Dining locations on WKU’s campus have changed due to construction, but there’s one thing the WKU Restaurant and Catering Group didn’t want to change this year.
Last April, the decision to not raise meal plan prices for this school year was made during contract negotiations with Aramark, Gary Meszaros, assistant vice president for Auxiliary Services, said.
“We didn’t want to cause other issues for students by raising meal plan prices,“ he said.
Residential meal plan prices range from $1,071 for 10 meals a week and 25 meal plan dollars to $1,575 for 21 meals a week and 100 meal plan dollars, according to the WKU Restaurant Catering Group website.
The benefits of purchasing a meal plan include price value, convenience, and accessibility to venues, Tim Colley, director of Dining Services, said.
Danville junior Kelly Colwell said that because she has no car, accessibility to campus dining venues are important to her.
“Trying to get to a store to buy food would be a lot harder for me,” she said.
Colwell also enjoys her meal plan because of the ability to budget her food for each week.

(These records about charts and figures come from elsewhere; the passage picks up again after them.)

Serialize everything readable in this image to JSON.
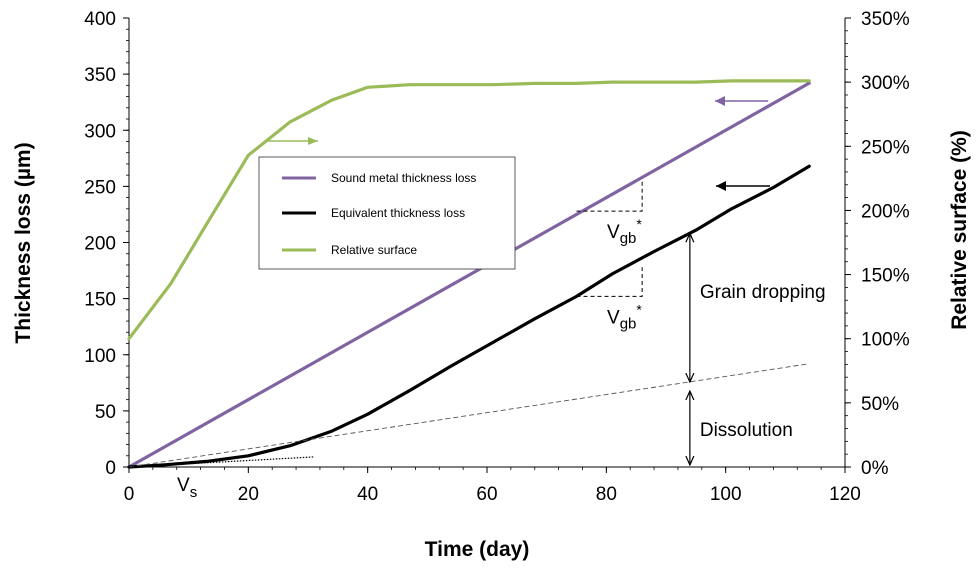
{
  "chart_data": {
    "type": "line",
    "xlabel": "Time (day)",
    "ylabel_left": "Thickness loss (µm)",
    "ylabel_right": "Relative surface (%)",
    "xlim": [
      0,
      120
    ],
    "ylim_left": [
      0,
      400
    ],
    "ylim_right": [
      0,
      350
    ],
    "x_ticks": [
      0,
      20,
      40,
      60,
      80,
      100,
      120
    ],
    "y_ticks_left": [
      0,
      50,
      100,
      150,
      200,
      250,
      300,
      350,
      400
    ],
    "y_ticks_right": [
      "0%",
      "50%",
      "100%",
      "150%",
      "200%",
      "250%",
      "300%",
      "350%"
    ],
    "grid": false,
    "legend_position": "center-left",
    "series": [
      {
        "name": "Sound metal thickness loss",
        "axis": "left",
        "color": "#8064a2",
        "x": [
          0,
          114
        ],
        "y": [
          0,
          342
        ]
      },
      {
        "name": "Equivalent thickness loss",
        "axis": "left",
        "color": "#000000",
        "x": [
          0,
          6,
          13,
          20,
          27,
          34,
          40,
          47,
          54,
          61,
          68,
          75,
          81,
          88,
          95,
          101,
          108,
          114
        ],
        "y": [
          0,
          2,
          5,
          10,
          19,
          32,
          47,
          68,
          90,
          111,
          132,
          152,
          172,
          192,
          211,
          230,
          249,
          268
        ]
      },
      {
        "name": "Relative surface",
        "axis": "right",
        "color": "#9bbb59",
        "x": [
          0,
          7,
          14,
          20,
          27,
          34,
          40,
          47,
          54,
          61,
          68,
          75,
          81,
          88,
          95,
          101,
          108,
          114
        ],
        "y": [
          100,
          143,
          197,
          243,
          269,
          286,
          296,
          298,
          298,
          298,
          299,
          299,
          300,
          300,
          300,
          301,
          301,
          301
        ]
      }
    ],
    "annotations": {
      "vs_label": "V",
      "vs_sub": "s",
      "vgb_label": "V",
      "vgb_sub": "gb",
      "vgb_sup": "*",
      "grain_dropping": "Grain dropping",
      "dissolution": "Dissolution",
      "dissolution_line": {
        "x": [
          0,
          114
        ],
        "y": [
          0,
          92
        ]
      },
      "vs_tangent": {
        "x": [
          0,
          31
        ],
        "y": [
          0,
          9
        ]
      },
      "vgb_upper": {
        "x": [
          75,
          86
        ],
        "y": [
          228,
          256
        ]
      },
      "vgb_lower": {
        "x": [
          75,
          86
        ],
        "y": [
          152,
          178
        ]
      },
      "bracket_x": 94,
      "bracket_y": [
        0,
        73,
        210
      ]
    }
  }
}
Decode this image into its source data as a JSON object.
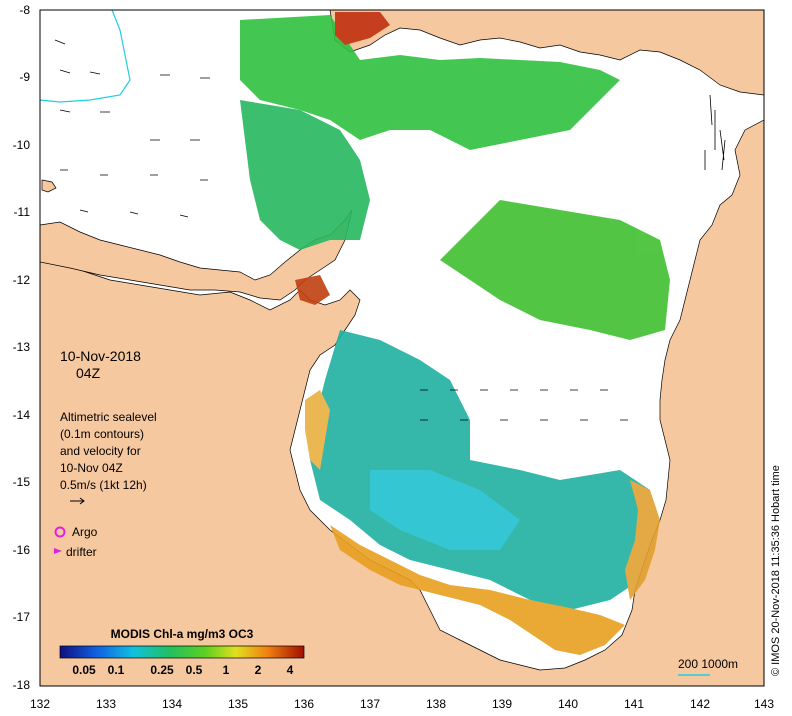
{
  "map": {
    "axis": {
      "x_ticks": [
        "132",
        "133",
        "134",
        "135",
        "136",
        "137",
        "138",
        "139",
        "140",
        "141",
        "142",
        "143"
      ],
      "y_ticks": [
        "-8",
        "-9",
        "-10",
        "-11",
        "-12",
        "-13",
        "-14",
        "-15",
        "-16",
        "-17",
        "-18"
      ]
    },
    "date": "10-Nov-2018",
    "time": "04Z",
    "notes": [
      "Altimetric sealevel",
      "(0.1m contours)",
      "and velocity for",
      "10-Nov 04Z",
      "0.5m/s (1kt 12h)"
    ],
    "legend": {
      "argo": "Argo",
      "drifter": "drifter",
      "argo_color": "#e020e0",
      "drifter_color": "#e020e0"
    },
    "colorbar": {
      "title": "MODIS Chl-a mg/m3 OC3",
      "ticks": [
        "0.05",
        "0.1",
        "0.25",
        "0.5",
        "1",
        "2",
        "4"
      ]
    },
    "scale_label": "200  1000m",
    "credit": "© IMOS 20-Nov-2018 11:35:36 Hobart time",
    "colors": {
      "land": "#f5c8a0",
      "water": "#ffffff",
      "chl_low": "#1e2a9a",
      "chl_mid": "#20c040",
      "chl_high": "#b01e00"
    }
  }
}
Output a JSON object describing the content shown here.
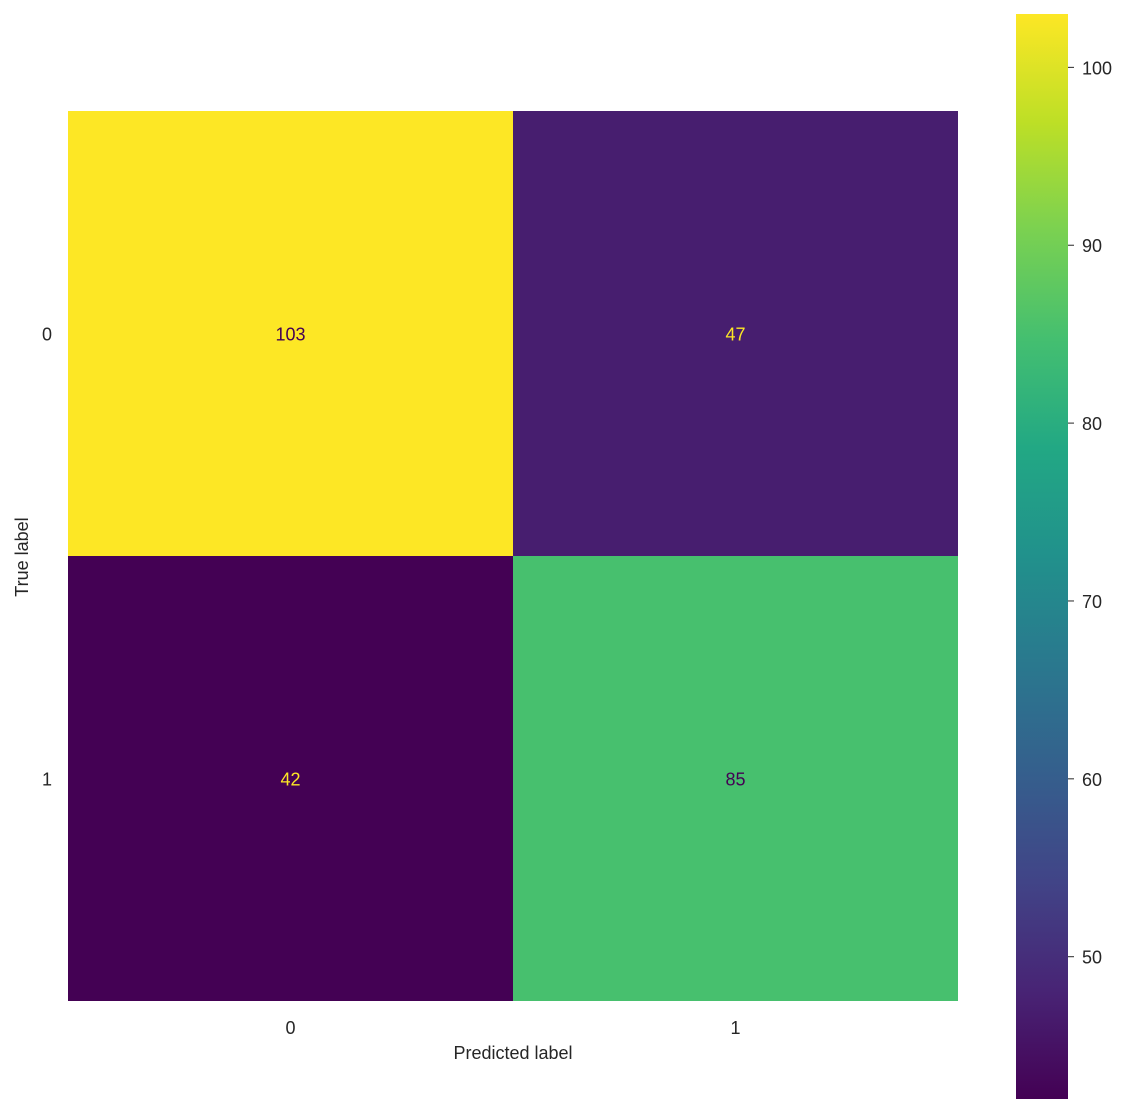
{
  "chart_data": {
    "type": "heatmap",
    "title": "",
    "xlabel": "Predicted label",
    "ylabel": "True label",
    "x_categories": [
      "0",
      "1"
    ],
    "y_categories": [
      "0",
      "1"
    ],
    "values": [
      [
        103,
        47
      ],
      [
        42,
        85
      ]
    ],
    "grid": false,
    "colormap": "viridis",
    "colorbar": {
      "min": 42,
      "max": 103,
      "ticks": [
        50,
        60,
        70,
        80,
        90,
        100
      ],
      "tick_labels": [
        "50",
        "60",
        "70",
        "80",
        "90",
        "100"
      ],
      "placement": "right"
    },
    "colors": {
      "high_text": "#440154",
      "low_text": "#fde725"
    }
  }
}
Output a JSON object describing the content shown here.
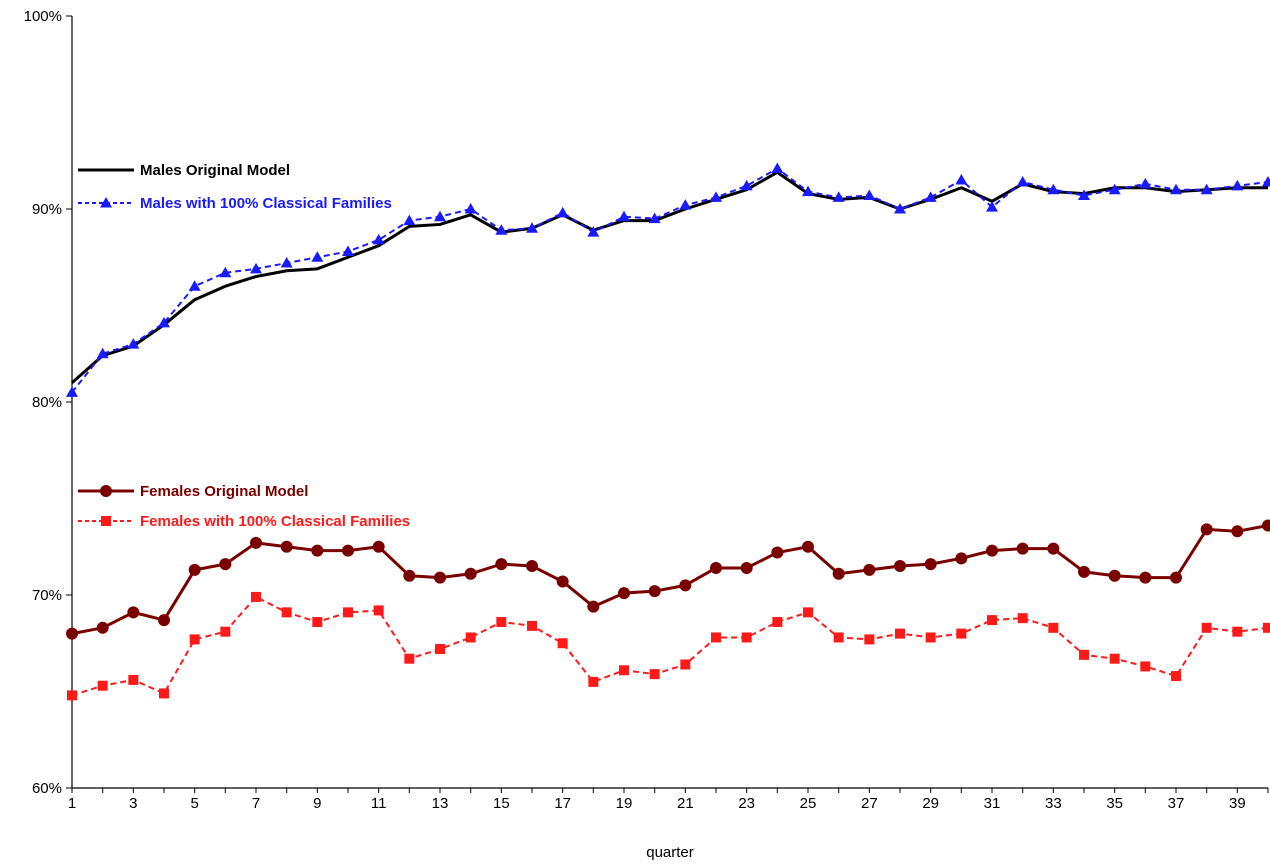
{
  "chart_data": {
    "type": "line",
    "title": "",
    "xlabel": "quarter",
    "ylabel": "",
    "x": [
      1,
      2,
      3,
      4,
      5,
      6,
      7,
      8,
      9,
      10,
      11,
      12,
      13,
      14,
      15,
      16,
      17,
      18,
      19,
      20,
      21,
      22,
      23,
      24,
      25,
      26,
      27,
      28,
      29,
      30,
      31,
      32,
      33,
      34,
      35,
      36,
      37,
      38,
      39,
      40
    ],
    "x_tick_labels": [
      "1",
      "3",
      "5",
      "7",
      "9",
      "11",
      "13",
      "15",
      "17",
      "19",
      "21",
      "23",
      "25",
      "27",
      "29",
      "31",
      "33",
      "35",
      "37",
      "39"
    ],
    "y_tick_labels": [
      "60%",
      "70%",
      "80%",
      "90%",
      "100%"
    ],
    "xlim": [
      1,
      40
    ],
    "ylim": [
      60,
      100
    ],
    "grid": false,
    "legend_position": "inside-left",
    "series": [
      {
        "name": "Males  Original Model",
        "color": "#000000",
        "line_style": "solid",
        "marker": "none",
        "values": [
          81.0,
          82.4,
          82.9,
          84.0,
          85.3,
          86.0,
          86.5,
          86.8,
          86.9,
          87.5,
          88.1,
          89.1,
          89.2,
          89.7,
          88.8,
          89.0,
          89.7,
          88.9,
          89.4,
          89.4,
          90.0,
          90.5,
          91.0,
          91.9,
          90.8,
          90.5,
          90.6,
          90.0,
          90.5,
          91.1,
          90.4,
          91.3,
          90.9,
          90.8,
          91.1,
          91.1,
          90.9,
          91.0,
          91.1,
          91.1
        ]
      },
      {
        "name": "Males with 100% Classical Families",
        "color": "#1a1aff",
        "line_style": "dashed",
        "marker": "triangle",
        "values": [
          80.5,
          82.5,
          83.0,
          84.1,
          86.0,
          86.7,
          86.9,
          87.2,
          87.5,
          87.8,
          88.4,
          89.4,
          89.6,
          90.0,
          88.9,
          89.0,
          89.8,
          88.8,
          89.6,
          89.5,
          90.2,
          90.6,
          91.2,
          92.1,
          90.9,
          90.6,
          90.7,
          90.0,
          90.6,
          91.5,
          90.1,
          91.4,
          91.0,
          90.7,
          91.0,
          91.3,
          91.0,
          91.0,
          91.2,
          91.4
        ]
      },
      {
        "name": "Females  Original Model",
        "color": "#7a0000",
        "line_style": "solid",
        "marker": "circle",
        "values": [
          68.0,
          68.3,
          69.1,
          68.7,
          71.3,
          71.6,
          72.7,
          72.5,
          72.3,
          72.3,
          72.5,
          71.0,
          70.9,
          71.1,
          71.6,
          71.5,
          70.7,
          69.4,
          70.1,
          70.2,
          70.5,
          71.4,
          71.4,
          72.2,
          72.5,
          71.1,
          71.3,
          71.5,
          71.6,
          71.9,
          72.3,
          72.4,
          72.4,
          71.2,
          71.0,
          70.9,
          70.9,
          73.4,
          73.3,
          73.6
        ]
      },
      {
        "name": "Females with 100% Classical Families",
        "color": "#ff1a1a",
        "line_style": "dashed",
        "marker": "square",
        "values": [
          64.8,
          65.3,
          65.6,
          64.9,
          67.7,
          68.1,
          69.9,
          69.1,
          68.6,
          69.1,
          69.2,
          66.7,
          67.2,
          67.8,
          68.6,
          68.4,
          67.5,
          65.5,
          66.1,
          65.9,
          66.4,
          67.8,
          67.8,
          68.6,
          69.1,
          67.8,
          67.7,
          68.0,
          67.8,
          68.0,
          68.7,
          68.8,
          68.3,
          66.9,
          66.7,
          66.3,
          65.8,
          68.3,
          68.1,
          68.3
        ]
      }
    ]
  }
}
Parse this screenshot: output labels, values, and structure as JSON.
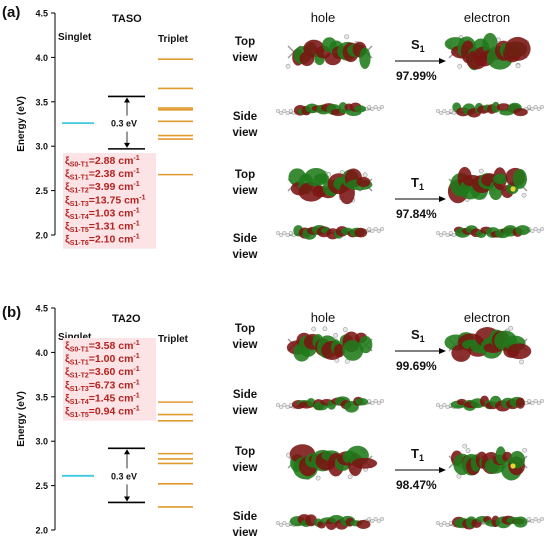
{
  "panels": [
    {
      "panel_label": "(a)",
      "molecule": "TASO",
      "singlet_label": "Singlet",
      "triplet_label": "Triplet",
      "y_axis_label": "Energy (eV)",
      "y_ticks": [
        "2.0",
        "2.5",
        "3.0",
        "3.5",
        "4.0",
        "4.5"
      ],
      "ylim": [
        2.0,
        4.5
      ],
      "singlet_levels": [
        3.26
      ],
      "triplet_levels": [
        3.98,
        3.65,
        3.43,
        3.41,
        3.28,
        3.12,
        3.08,
        2.68
      ],
      "gap_bracket": {
        "upper": 3.56,
        "lower": 2.97,
        "label": "0.3 eV"
      },
      "soc_values": [
        {
          "sub": "S0-T1",
          "value": "=2.88 cm",
          "unit_sup": "-1"
        },
        {
          "sub": "S1-T1",
          "value": "=2.38 cm",
          "unit_sup": "-1"
        },
        {
          "sub": "S1-T2",
          "value": "=3.99 cm",
          "unit_sup": "-1"
        },
        {
          "sub": "S1-T3",
          "value": "=13.75 cm",
          "unit_sup": "-1"
        },
        {
          "sub": "S1-T4",
          "value": "=1.03 cm",
          "unit_sup": "-1"
        },
        {
          "sub": "S1-T5",
          "value": "=1.31 cm",
          "unit_sup": "-1"
        },
        {
          "sub": "S1-T6",
          "value": "=2.10 cm",
          "unit_sup": "-1"
        }
      ],
      "hole_header": "hole",
      "electron_header": "electron",
      "views": [
        "Top view",
        "Side view",
        "Top view",
        "Side view"
      ],
      "transitions": [
        {
          "state": "S",
          "state_sub": "1",
          "percent": "97.99%"
        },
        {
          "state": "T",
          "state_sub": "1",
          "percent": "97.84%"
        }
      ]
    },
    {
      "panel_label": "(b)",
      "molecule": "TA2O",
      "singlet_label": "Singlet",
      "triplet_label": "Triplet",
      "y_axis_label": "Energy (eV)",
      "y_ticks": [
        "2.0",
        "2.5",
        "3.0",
        "3.5",
        "4.0",
        "4.5"
      ],
      "ylim": [
        2.0,
        4.5
      ],
      "singlet_levels": [
        2.61
      ],
      "triplet_levels": [
        3.44,
        3.3,
        3.23,
        2.86,
        2.8,
        2.75,
        2.52,
        2.26
      ],
      "gap_bracket": {
        "upper": 2.92,
        "lower": 2.31,
        "label": "0.3 eV"
      },
      "soc_values": [
        {
          "sub": "S0-T1",
          "value": "=3.58 cm",
          "unit_sup": "-1"
        },
        {
          "sub": "S1-T1",
          "value": "=1.00 cm",
          "unit_sup": "-1"
        },
        {
          "sub": "S1-T2",
          "value": "=3.60 cm",
          "unit_sup": "-1"
        },
        {
          "sub": "S1-T3",
          "value": "=6.73 cm",
          "unit_sup": "-1"
        },
        {
          "sub": "S1-T4",
          "value": "=1.45 cm",
          "unit_sup": "-1"
        },
        {
          "sub": "S1-T5",
          "value": "=0.94 cm",
          "unit_sup": "-1"
        }
      ],
      "hole_header": "hole",
      "electron_header": "electron",
      "views": [
        "Top view",
        "Side view",
        "Top view",
        "Side view"
      ],
      "transitions": [
        {
          "state": "S",
          "state_sub": "1",
          "percent": "99.69%"
        },
        {
          "state": "T",
          "state_sub": "1",
          "percent": "98.47%"
        }
      ]
    }
  ],
  "colors": {
    "singlet": "#3fc8e0",
    "triplet": "#e09a2c",
    "bracket": "#000000",
    "soc_text": "#b3231f",
    "soc_box": "#fbe3e6",
    "orbital_red": "#7a1412",
    "orbital_green": "#1f7a1a"
  }
}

She has a 19 meal per week plan that allows her to plan what meals and extras she will get with her meal plan.
“I really am not good at budgeting money, so I love the fact that it changes, like every week you get a new set,” she said. “Every week I have that budget of meal plans I can use for getting coffee or getting ice cream if I wanted or going to eat.”
The healthy food options students can get with their meal plans are a reason why Radcliff freshman Amber Segundo purchased a meal plan.
“Everything in my room’s not healthy,” she said.
Segundo also said that she’s been able to meet a lot of new people by eating in the on a campus dining halls.
Colley also said that students are automatically re-enrolled in the same meal plan for the spring semester, but can make changes during the first three weeks of the semester.